With age, the NP becomes less resilient and stiffer, and the AF bears more of the compressive loads applied to the disc. Adaption occurs with the greater loads. Excessive compression can result in ossification of the terminal ends of the collagen fibres of the AF. This ossification can occur in the anterior and posterior margins of the disc where compressive strains are focused during flexion and extension. Excessive vertical load-bearing can result in the development of osteophytes along the entire margin of the vertebral body. This is the vertebral body trying to expand its articular surface area in order to distribute axial loads over a wider area, and therefore lessening the stress applied to the AF during load. In other words, osteophytosis is a natural response to the altered biomechanics of the lumbar spine that are itself due to biochemical changes in the disc. It is not a disease but rather an expected morphological change with age.
The terms osteoarthrosis and degenerative joint disease refer to changes seen in the facet joints. However again, these are morphological consequences of stresses applied to the facet joints over time. The changes are found in regions of greatest and repeated stresses. These are adaptive changes, the structure remodels to account for the applied stresses. However, with severe or repeated stresses, destructive features may occur.

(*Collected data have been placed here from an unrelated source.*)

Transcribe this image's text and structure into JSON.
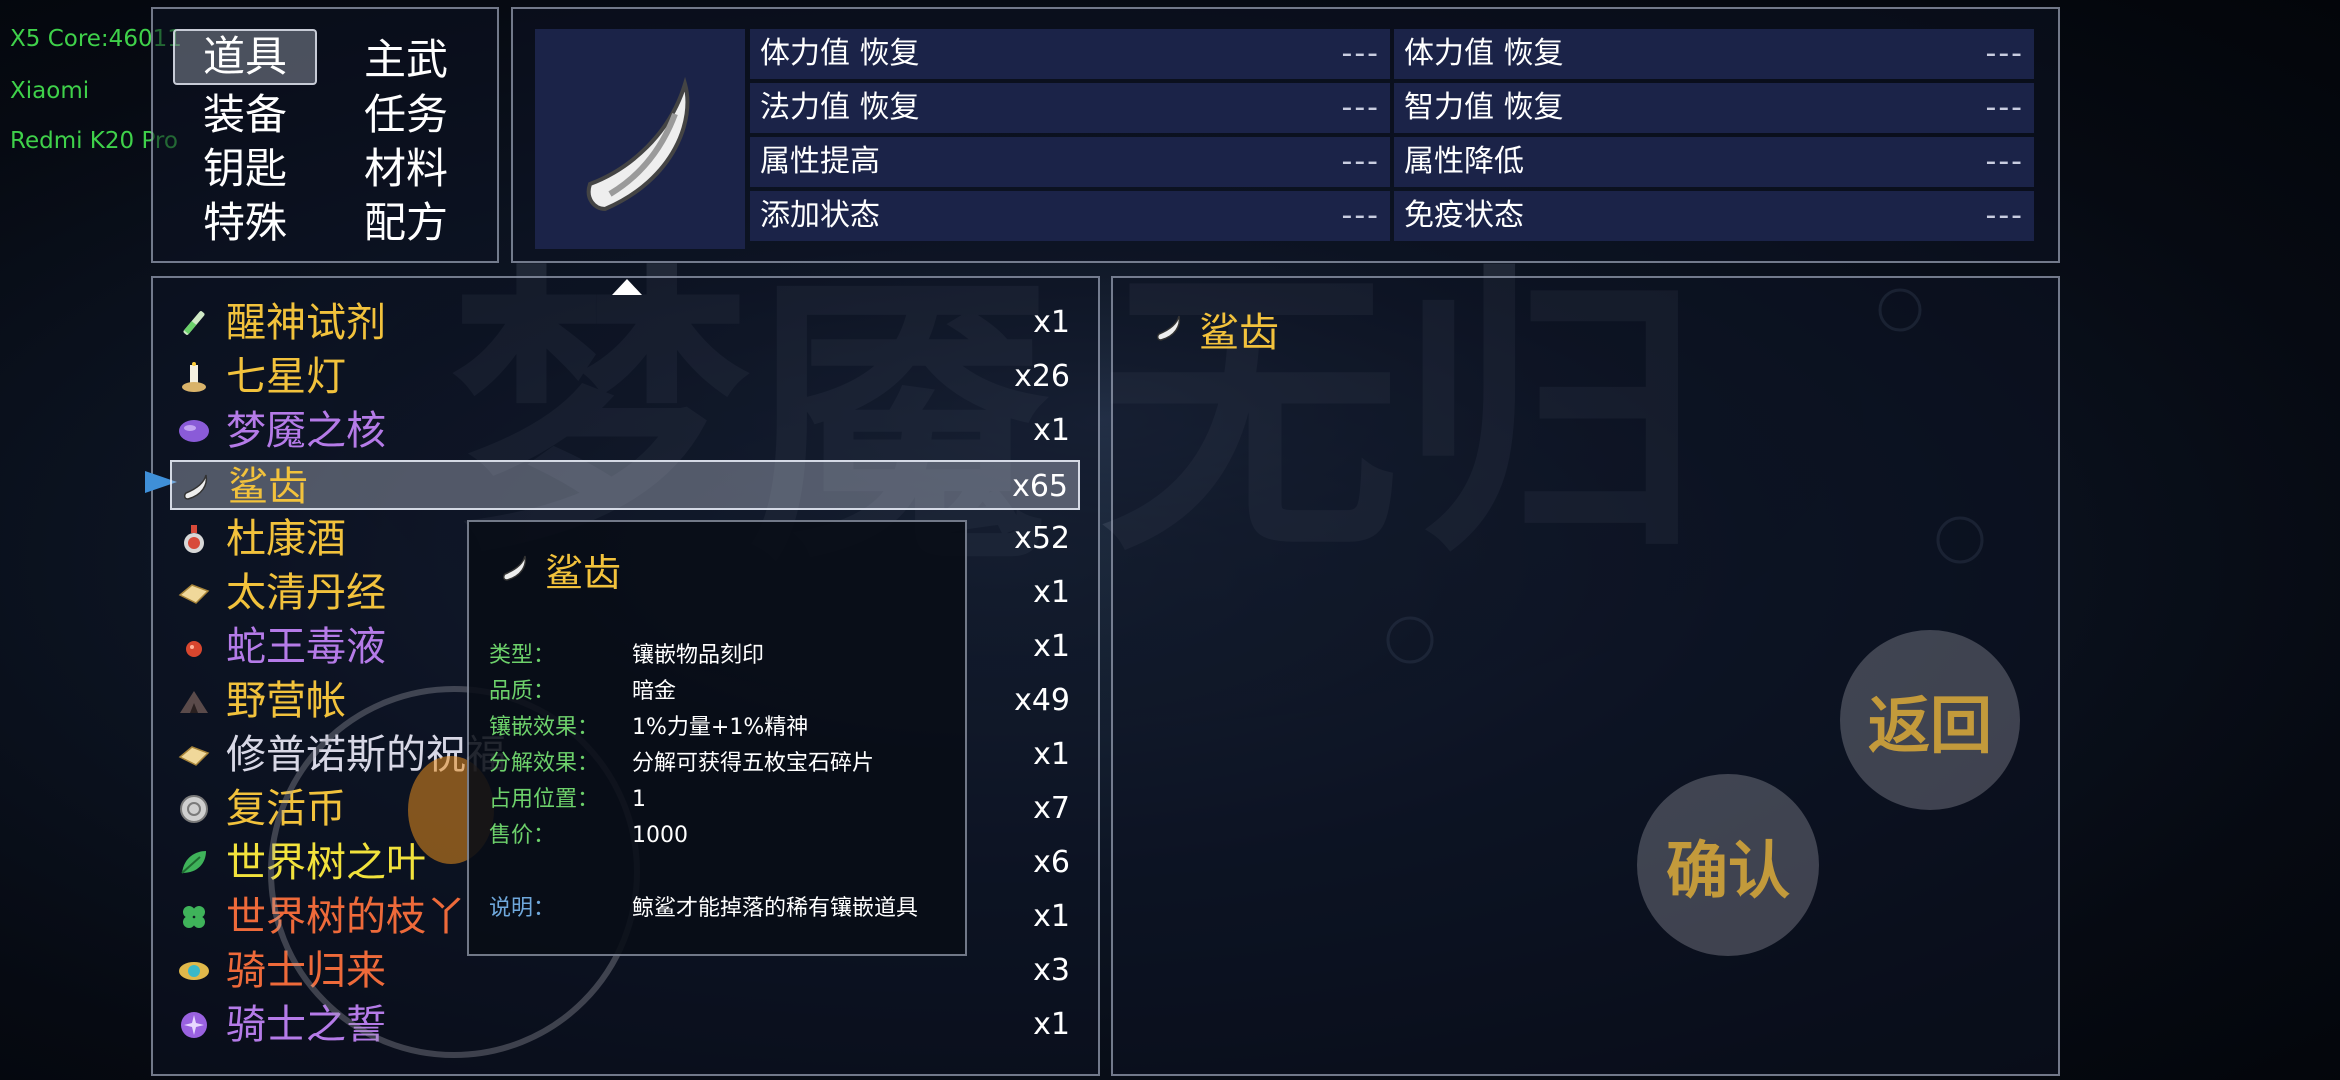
{
  "device": {
    "line1": "X5 Core:46011",
    "line2": "Xiaomi",
    "line3": "Redmi K20 Pro",
    "color": "#3fd14a"
  },
  "categories": [
    {
      "label": "道具",
      "selected": true
    },
    {
      "label": "主武",
      "selected": false
    },
    {
      "label": "装备",
      "selected": false
    },
    {
      "label": "任务",
      "selected": false
    },
    {
      "label": "钥匙",
      "selected": false
    },
    {
      "label": "材料",
      "selected": false
    },
    {
      "label": "特殊",
      "selected": false
    },
    {
      "label": "配方",
      "selected": false
    }
  ],
  "stats": [
    {
      "label": "体力值 恢复",
      "value": "---"
    },
    {
      "label": "体力值 恢复",
      "value": "---"
    },
    {
      "label": "法力值 恢复",
      "value": "---"
    },
    {
      "label": "智力值 恢复",
      "value": "---"
    },
    {
      "label": "属性提高",
      "value": "---"
    },
    {
      "label": "属性降低",
      "value": "---"
    },
    {
      "label": "添加状态",
      "value": "---"
    },
    {
      "label": "免疫状态",
      "value": "---"
    }
  ],
  "items": [
    {
      "name": "醒神试剂",
      "qty": "x1",
      "color": "#f2c23c",
      "icon": "potion-icon"
    },
    {
      "name": "七星灯",
      "qty": "x26",
      "color": "#f2c23c",
      "icon": "candle-icon"
    },
    {
      "name": "梦魇之核",
      "qty": "x1",
      "color": "#b57be8",
      "icon": "purple-gem-icon"
    },
    {
      "name": "鲨齿",
      "qty": "x65",
      "color": "#f2c23c",
      "icon": "tooth-icon",
      "selected": true
    },
    {
      "name": "杜康酒",
      "qty": "x52",
      "color": "#f2c23c",
      "icon": "wine-icon"
    },
    {
      "name": "太清丹经",
      "qty": "x1",
      "color": "#f2c23c",
      "icon": "scroll-icon"
    },
    {
      "name": "蛇王毒液",
      "qty": "x1",
      "color": "#b57be8",
      "icon": "venom-icon"
    },
    {
      "name": "野营帐",
      "qty": "x49",
      "color": "#f2c23c",
      "icon": "tent-icon"
    },
    {
      "name": "修普诺斯的祝福",
      "qty": "x1",
      "color": "#d8d8e6",
      "icon": "scroll-icon"
    },
    {
      "name": "复活币",
      "qty": "x7",
      "color": "#f2c23c",
      "icon": "coin-icon"
    },
    {
      "name": "世界树之叶",
      "qty": "x6",
      "color": "#f2e23c",
      "icon": "leaf-icon"
    },
    {
      "name": "世界树的枝丫",
      "qty": "x1",
      "color": "#ee6a3a",
      "icon": "clover-icon"
    },
    {
      "name": "骑士归来",
      "qty": "x3",
      "color": "#ee6a3a",
      "icon": "eye-gem-icon"
    },
    {
      "name": "骑士之誓",
      "qty": "x1",
      "color": "#b57be8",
      "icon": "orb-icon"
    }
  ],
  "detail": {
    "name": "鲨齿",
    "color": "#f2c23c"
  },
  "tooltip": {
    "name": "鲨齿",
    "rows": [
      {
        "key": "类型：",
        "value": "镶嵌物品刻印"
      },
      {
        "key": "品质：",
        "value": "暗金"
      },
      {
        "key": "镶嵌效果：",
        "value": "1%力量+1%精神"
      },
      {
        "key": "分解效果：",
        "value": "分解可获得五枚宝石碎片"
      },
      {
        "key": "占用位置：",
        "value": "1"
      },
      {
        "key": "售价：",
        "value": "1000"
      },
      {
        "key": "说明：",
        "value": "鲸鲨才能掉落的稀有镶嵌道具"
      }
    ]
  },
  "buttons": {
    "back": "返回",
    "confirm": "确认"
  },
  "colors": {
    "accent": "#f2c23c",
    "stat_bg": "#1b2348",
    "button_text": "#c39a3b"
  }
}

The most pivotal reason that all these changes are not diseases, is the fact that they are irregularly associated with pain and disability. There is no correlation between spondylosis and osteoarthrosis in patients with or without symptoms. There is some additional factor that must be the cause of pain.
These are study notes taken from Chapter 13 of:
- Bogduk, Nikolai. Clinical and radiological anatomy of the lumbar spine. Edinburgh: Elsevier/Churchill Livingstone, 2012.